The Office of the Prime Minister has issued a clarification following media reports suggesting that Malta has reversed its position and begun implementing the European Union’s Global Minimum Tax Directive, which sets a 15% minimum tax on large multinational corporations.

In a statement released on Monday, the government stressed that Malta has not changed its decision to defer the implementation of the key provisions of the directive.

The country, like other EU member states with fewer than 12 in-scope multinational parent entities, has elected to make use of a derogation allowing it to postpone the measures.

The clarification comes after Prime Minister Robert Abela announced on Sunday that Malta would introduce a 15% tax rate on certain multinational companies.

According to the Prime Minister’s Office, the new measure is a domestic initiative designed to simplify the taxation system by providing an alternative to the full imputation system, reducing administrative burdens for both companies and shareholders.
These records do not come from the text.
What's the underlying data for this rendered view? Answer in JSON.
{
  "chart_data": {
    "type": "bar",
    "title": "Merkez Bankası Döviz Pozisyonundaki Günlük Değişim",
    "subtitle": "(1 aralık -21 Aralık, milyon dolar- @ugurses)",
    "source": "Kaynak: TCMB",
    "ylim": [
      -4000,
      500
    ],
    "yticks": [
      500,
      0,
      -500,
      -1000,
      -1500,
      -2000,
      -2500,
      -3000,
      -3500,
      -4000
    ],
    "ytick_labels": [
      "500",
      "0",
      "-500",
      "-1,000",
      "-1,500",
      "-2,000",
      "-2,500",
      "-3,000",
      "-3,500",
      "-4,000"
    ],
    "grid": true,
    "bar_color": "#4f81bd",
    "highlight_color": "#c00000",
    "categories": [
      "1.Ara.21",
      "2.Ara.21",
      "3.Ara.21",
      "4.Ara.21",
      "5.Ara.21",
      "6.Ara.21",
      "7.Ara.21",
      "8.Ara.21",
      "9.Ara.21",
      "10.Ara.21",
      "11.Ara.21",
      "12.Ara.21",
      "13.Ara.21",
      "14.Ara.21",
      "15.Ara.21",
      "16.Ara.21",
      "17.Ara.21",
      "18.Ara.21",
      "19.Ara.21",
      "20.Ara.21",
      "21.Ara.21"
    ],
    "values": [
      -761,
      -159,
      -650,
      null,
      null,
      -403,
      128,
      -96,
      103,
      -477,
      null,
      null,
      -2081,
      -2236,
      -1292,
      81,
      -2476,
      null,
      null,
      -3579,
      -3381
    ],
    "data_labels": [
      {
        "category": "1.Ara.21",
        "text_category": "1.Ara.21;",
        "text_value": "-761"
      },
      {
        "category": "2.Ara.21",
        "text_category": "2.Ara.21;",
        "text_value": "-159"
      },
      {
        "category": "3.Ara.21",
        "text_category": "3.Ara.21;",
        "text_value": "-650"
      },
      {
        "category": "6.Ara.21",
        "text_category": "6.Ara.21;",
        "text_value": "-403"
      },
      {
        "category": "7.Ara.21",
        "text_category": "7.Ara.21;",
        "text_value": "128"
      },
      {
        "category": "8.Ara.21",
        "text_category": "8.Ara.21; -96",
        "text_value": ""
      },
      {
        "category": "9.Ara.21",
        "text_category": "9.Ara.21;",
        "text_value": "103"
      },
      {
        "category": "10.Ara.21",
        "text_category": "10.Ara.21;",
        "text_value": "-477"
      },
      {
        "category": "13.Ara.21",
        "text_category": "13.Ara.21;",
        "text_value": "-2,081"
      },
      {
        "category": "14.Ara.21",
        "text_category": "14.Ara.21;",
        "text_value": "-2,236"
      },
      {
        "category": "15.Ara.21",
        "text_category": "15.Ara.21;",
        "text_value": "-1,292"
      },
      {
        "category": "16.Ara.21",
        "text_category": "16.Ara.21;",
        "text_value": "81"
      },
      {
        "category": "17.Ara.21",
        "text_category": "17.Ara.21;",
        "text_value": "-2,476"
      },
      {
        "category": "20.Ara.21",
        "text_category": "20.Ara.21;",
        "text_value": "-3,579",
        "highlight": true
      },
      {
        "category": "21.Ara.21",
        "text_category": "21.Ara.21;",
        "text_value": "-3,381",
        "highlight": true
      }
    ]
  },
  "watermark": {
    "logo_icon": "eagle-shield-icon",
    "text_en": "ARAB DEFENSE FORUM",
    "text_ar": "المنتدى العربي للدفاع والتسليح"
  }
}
The government emphasised that the measure ensures tax revenue remains stable or increases, but it does not amount to the introduction of a Qualified Domestic Minimum Top-Up Tax (QDMTT) as defined under the OECD’s Pillar Two framework.

“This measure does not constitute the implementation of the EU Directive ahead of schedule and does not represent a broader shift in Malta’s corporate tax policy,” the statement read.

The government said it will continue engaging with businesses and stakeholders to provide clarity as it introduces the new regime, which is expected to be formally announced in the upcoming budget.

The legal notice transposing the EU directive into Maltese law was published in February 2024, but Malta requested and secured a six-year delay in applying its main provisions.